The medical examiner's 2003 grand jury testimony, released in 2007, revealed autopsy results for 98 victims. Each specified the main cause of death listing any significant factors the medical examiner felt were contributory, noting the victim possibly could have expired without suffering the contributing factor. Eighty-six causes of death were from the "inhalation of products of combustion and a super-heated oxygen-deficient atmosphere" (inhalation). All 86 listed significant thermal burns as a contributing factor.
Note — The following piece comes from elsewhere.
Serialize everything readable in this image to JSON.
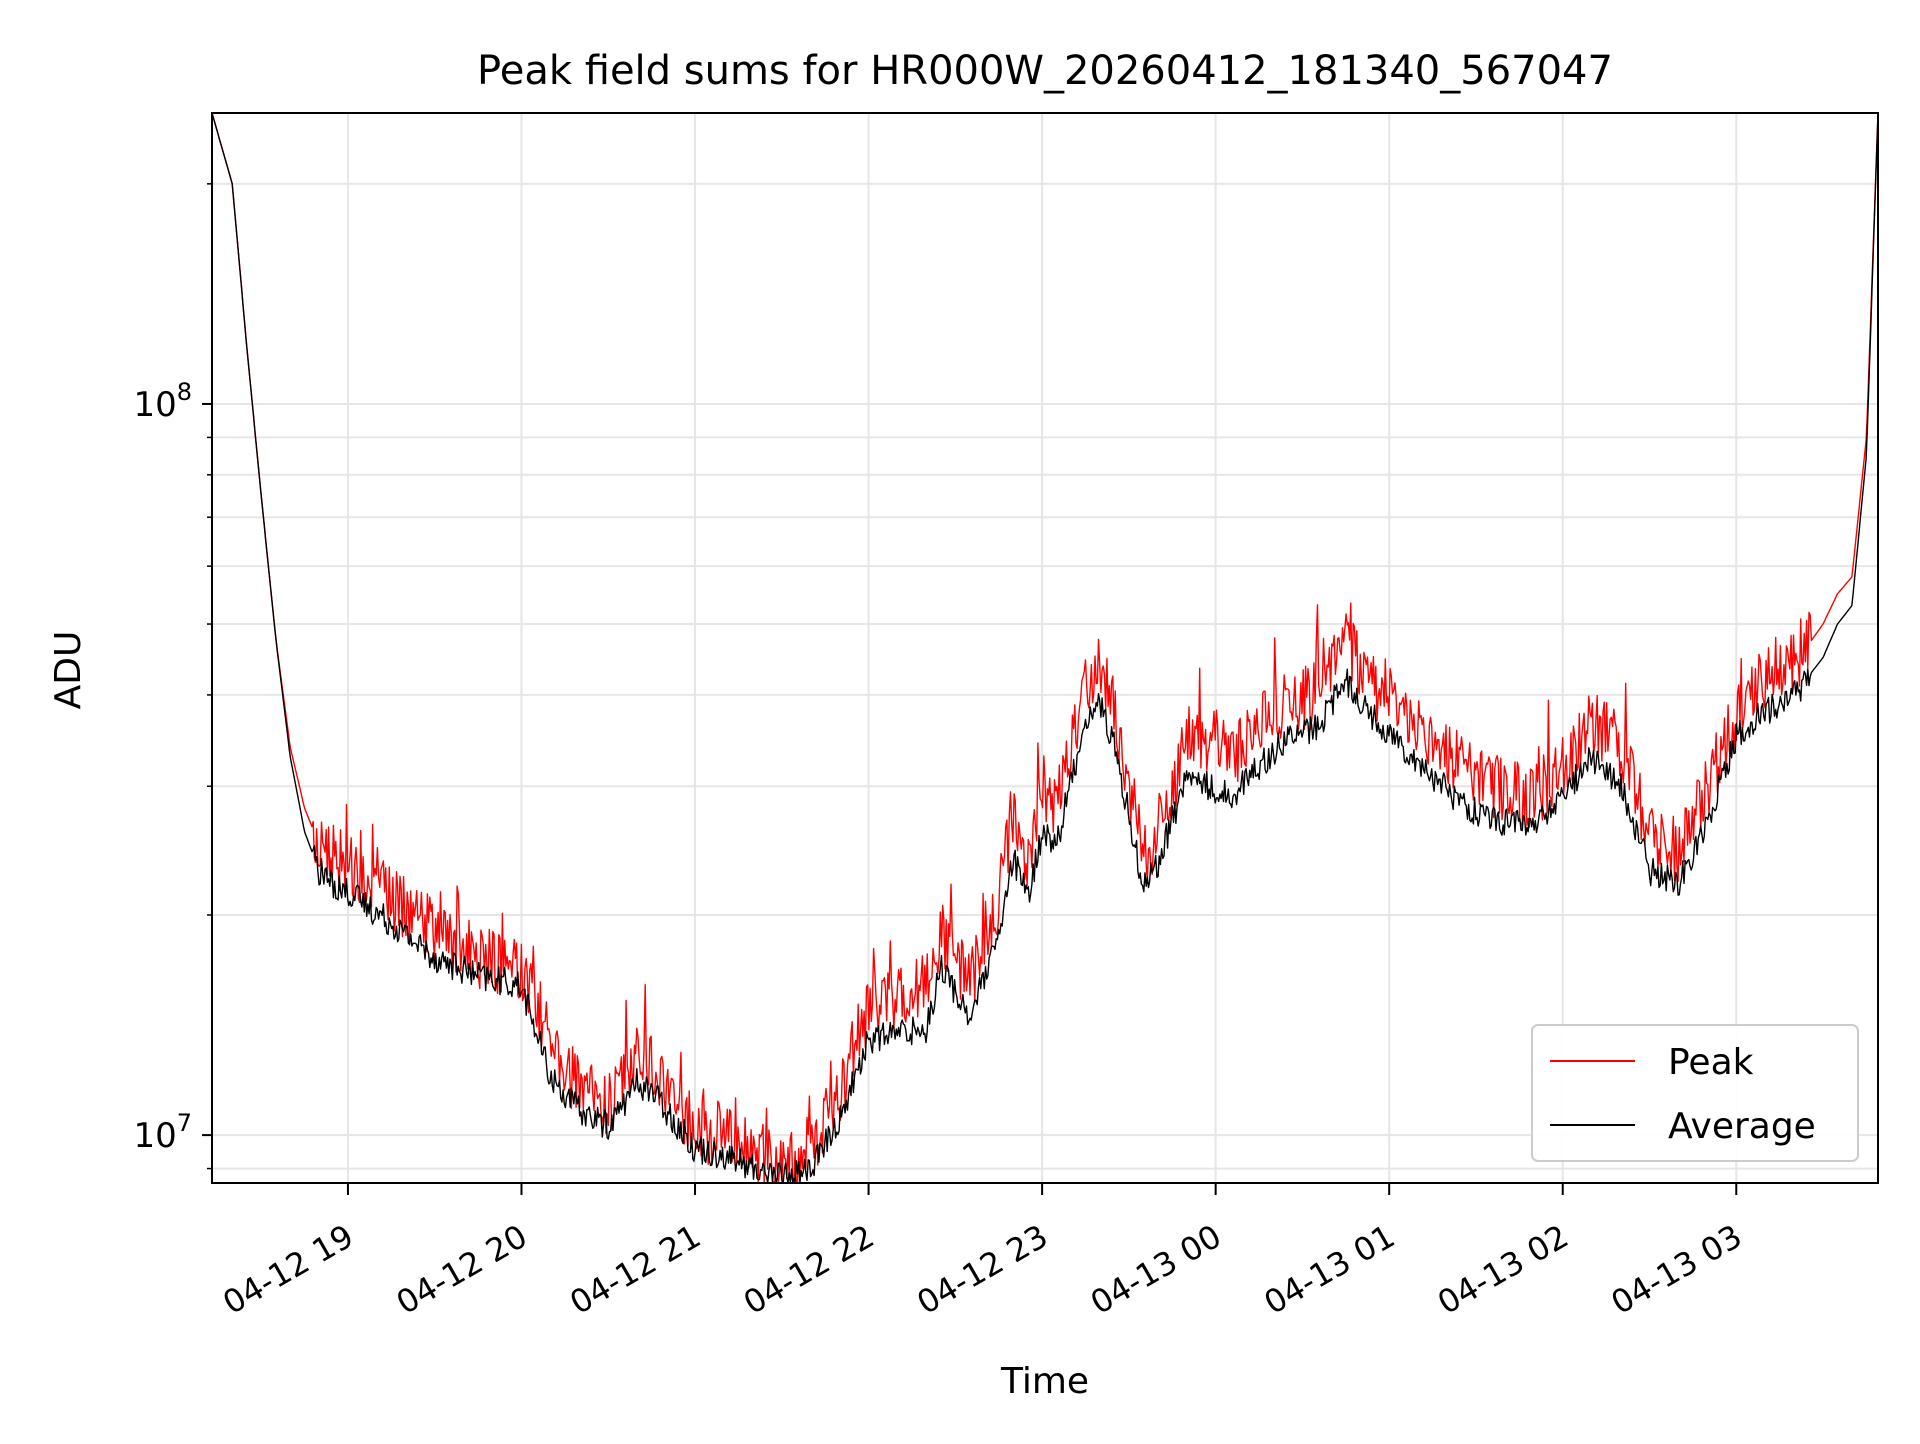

Three listed thermal burns and inhalation as the primary cause, three listed inhalation and compression injuries and two listed compression injuries only. Four listed thermal burns as the main cause. Only one deceased, with compression injuries only, did not suffer inhalation or burns. Survivors' injuries mirrored those of the deceased. Dental records were necessary in identifying 70% of the deceased. The medical examiner testified 20 deceased had significant levels of cyanide, indicative of inhaling an atmosphere containing hydrogen cyanide, a product of burning polyurethane. Most of those bodies were recovered near the stage and dance floor.
Recovery & Rehabilitation
The DHS report stated the medical examiner's office was overtaxed. Grand jury transcripts indicate the U.S. Public Health Service Disaster Mortuary Response Team (DMORT) was requested to assist. West Warwick firefighters not on the first-alarm assignment assisted with body recovery. An officer with three firefighters (or firefighters from surrounding departments who volunteered) worked in teams with the medical examiner, state fire marshal and law enforcement. After locating, tagging, photographing and removing a body, teams attended debriefing sessions. Due to the large number of deceased, teams made multiple recoveries. Fire department rescues assisted in transporting bodies. The Providence Fire Department detailed several companies to assist at the morgue in Providence.